Your Name┃four, she (bit) different.

59 12 3
                                    

Setelah hari di mana Heafen membuntuti gadis yang sedang menjaga anak panti asuhan dari jauh.

Dia berjanji pada dirinya untuk menghampiri gadis itu untuk melihat lagi senyuman manisnya.

Senyuman berhasil mengangkat kedua sudut bibirnya menyunggingkan senyum.

Tak hanya membuat ia tersenyum, gadis itu telah berhasil membuatnya seperti orang tidak waras saat pulang — terus senyum hingga membuat orang rasa takut untuk duduk di sampingnya dan rela berdiri.

“Hai, Cinta.”

Sapaannya seolah-olah mereka akrab. Begitu Jacinta mendongak dan tersenyum canggung padanya.

“Aku ... ingin duduk di depanmu, bisakah?”

Heafen menunggunya. Refleks, lelaki itu duduk setelah mendapat persetujuan dari Jacinta yang kini menatapnya.

Heafen senyum, menautkan kedua jemarinya tangannya dan meletakkan di meja kafetaria yang panjang itu.

“Aku ingin berkata jujur,” katanya. Heafen menarik napas, “akulah yang mengikutimu sampai ke panti asuhan.”

Jacinta terdiam mendengarnya.

Dia juga ingat jika Nacinta menggantikan posisinya saat itu dan tak pernah mendengar Nacinta menceritakan tentang itu.

Dia harus memaksanya untuk bercerita nanti.

“Ah, b-benarkah? A-aku tidak menyadari itu,” ucap Jacinta gagap.

Haefen makin mengembangkan senyumnya, merasa gemas melihat gegabah gadis itu.

“Tentu saja kamu tidak menyadari itu, karena aku bersembunyi.”

“Ah, benar juga.”

Haefen menatapnya dengan teduh, dengan seulas senyum manis di bibirnya; “omong-omong kamu sudah makan?”

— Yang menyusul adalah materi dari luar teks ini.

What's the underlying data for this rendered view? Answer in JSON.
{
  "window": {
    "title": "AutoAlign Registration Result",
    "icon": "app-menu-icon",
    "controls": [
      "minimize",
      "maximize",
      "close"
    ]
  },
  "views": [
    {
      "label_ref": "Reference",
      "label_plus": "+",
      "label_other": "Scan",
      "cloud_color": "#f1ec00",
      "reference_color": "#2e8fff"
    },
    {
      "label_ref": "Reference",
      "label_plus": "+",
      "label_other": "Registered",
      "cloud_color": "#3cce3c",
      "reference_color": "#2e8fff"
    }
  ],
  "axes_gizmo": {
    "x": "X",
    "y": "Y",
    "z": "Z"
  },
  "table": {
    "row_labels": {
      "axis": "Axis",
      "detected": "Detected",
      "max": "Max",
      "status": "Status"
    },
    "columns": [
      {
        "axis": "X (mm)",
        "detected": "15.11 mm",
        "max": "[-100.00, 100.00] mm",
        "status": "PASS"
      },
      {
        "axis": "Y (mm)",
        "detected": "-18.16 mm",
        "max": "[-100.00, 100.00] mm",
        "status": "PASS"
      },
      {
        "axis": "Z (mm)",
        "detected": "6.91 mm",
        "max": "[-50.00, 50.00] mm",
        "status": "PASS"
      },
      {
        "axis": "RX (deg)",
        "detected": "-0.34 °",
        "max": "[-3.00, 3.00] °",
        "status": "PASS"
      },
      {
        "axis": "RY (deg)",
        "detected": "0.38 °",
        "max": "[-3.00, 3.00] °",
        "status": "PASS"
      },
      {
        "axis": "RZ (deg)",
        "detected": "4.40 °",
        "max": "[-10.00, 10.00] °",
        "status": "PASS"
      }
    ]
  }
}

Jacinta mengangguk, “sudah, kenapa?”

Haefen menggeleng, “cuma bertanya saja,” jawabnya asal.

Gadis itu tidak menjawab selain mengangguk mengerti dan terus mendiamkan dirinya.

Entah kenapa, dirinya terasa canggung bersama kakak kelasnya ini, apalagi jika lelaki itu menatapnya dengan tatapan hangat.

“Oh, kapan-kapan kita ke panti asuhan ya?”

Jacinta tersenyum, “ya, boleh.”

Anak rambut hitam Jacinta berterbangan sana tidak pernah menggagalkan wajahnya yang menawan itu menjadi jelek.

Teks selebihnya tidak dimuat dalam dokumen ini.